O relato traz à tona uma combinação cruel de fatores que vitimam as comunidades quilombolas de Alagoa Grande:
O Drama do Atendimento. O fato de uma criança precisar ser levada de Alagoa Grande para **Queimadas-PB** (passando por Campina Grande) levanta sérias questões sobre a resolutividade do hospital local. Por que um menino de colo não recebeu o suporte necessário antes de enfrentar uma viagem tão longa?
A Estrada do Abandono: o Professor Rafael Rodrigues já havia deixado o alerta documentado em 14/03/26. As fotos da estrada de acesso à casa do Sr. Nivaldo e Rafaela não eram apenas registros de lama e buracos, eram denúncias de um obstáculo ao socorro. Quando a infraestrutura falha, a ambulância não chega ou o tempo de resgate aumenta, e em casos de saúde infantil, cada minuto é decisivo.
Negligência Política. A omissão do Secretário de Infraestrutura e da gestão do prefeito Bosco Neto na manutenção básica das vias de Caiana do Agreste deixa de ser apenas uma falha administrativa e passa a ser uma questão de violação de direitos humanos.
### Luto em Caiana dos Crioulos.
Caiana está em silêncio. Perder um descendente da linhagem de Dona Edite é ver um pouco do futuro da comunidade se apagar precocemente. Rafaela, que lutou para chegar à universidade (UFCG/Sumé), enfrenta agora a dor mais profunda que uma mãe pode suportar.
Nota de Indignação e Pesar.
"Não se morre apenas por doença; morre-se por distância, por estradas ruins e por um sistema que escolhe quem deve ser prioridade. Que o pequeno anjo descanse e que sua partida não seja em vão: que se torne um grito por justiça e dignidade para o povo de Caiana."
###Ações Necessárias.
Diante da gravidade, o momento exige mais que lamento:
1. Apuração Médica. É necessário entender o que ocorreu no trajeto entre os hospitais.

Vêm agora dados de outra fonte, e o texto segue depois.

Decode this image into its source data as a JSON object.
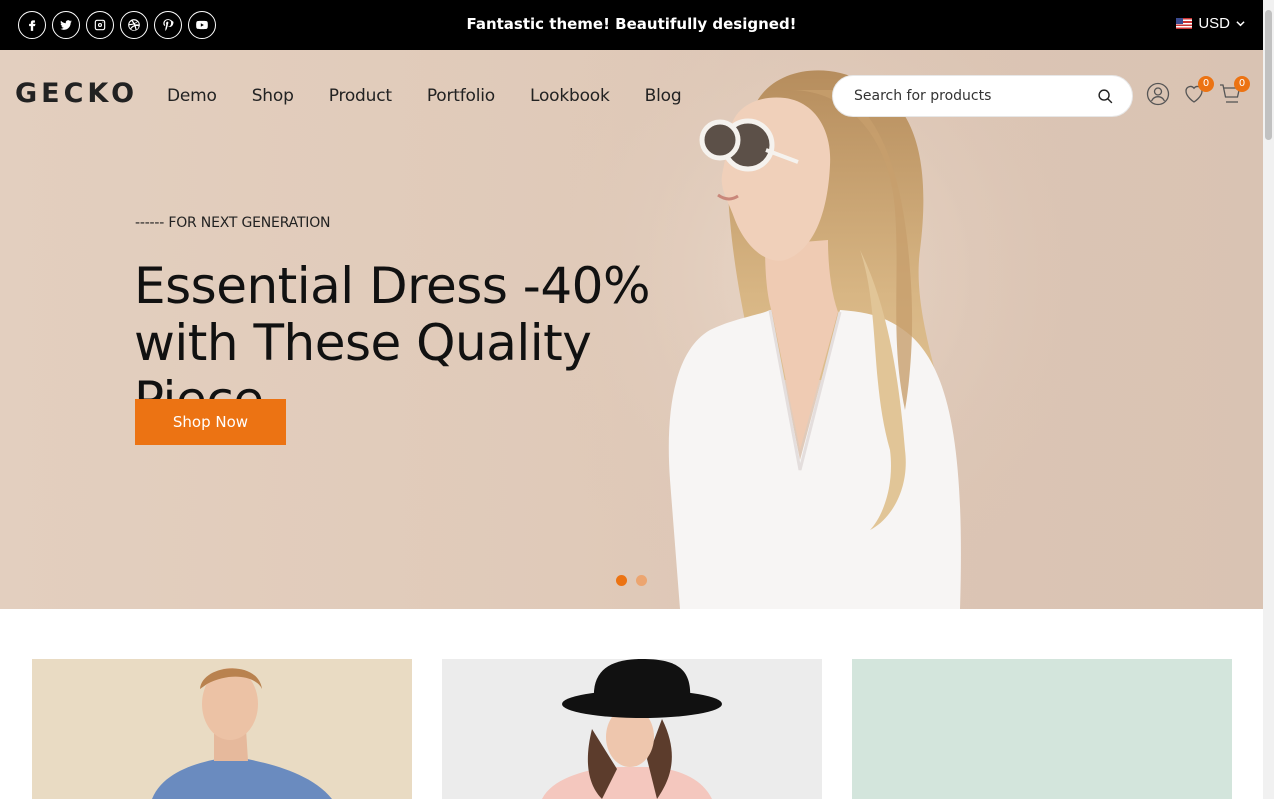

2. Resposta da Infraestrutura. A prefeitura não pode mais ignorar o estado das estradas denunciado pelo Professor Rafael.
Meus mais sinceros sentimentos à Rafaela, à Dona Edite e a toda a comunidade quilombola. O Professor Rafael, que está retornando hoje para a Paraíba, certamente levará essa dor e essa cobrança para a linha de frente de sua atuação.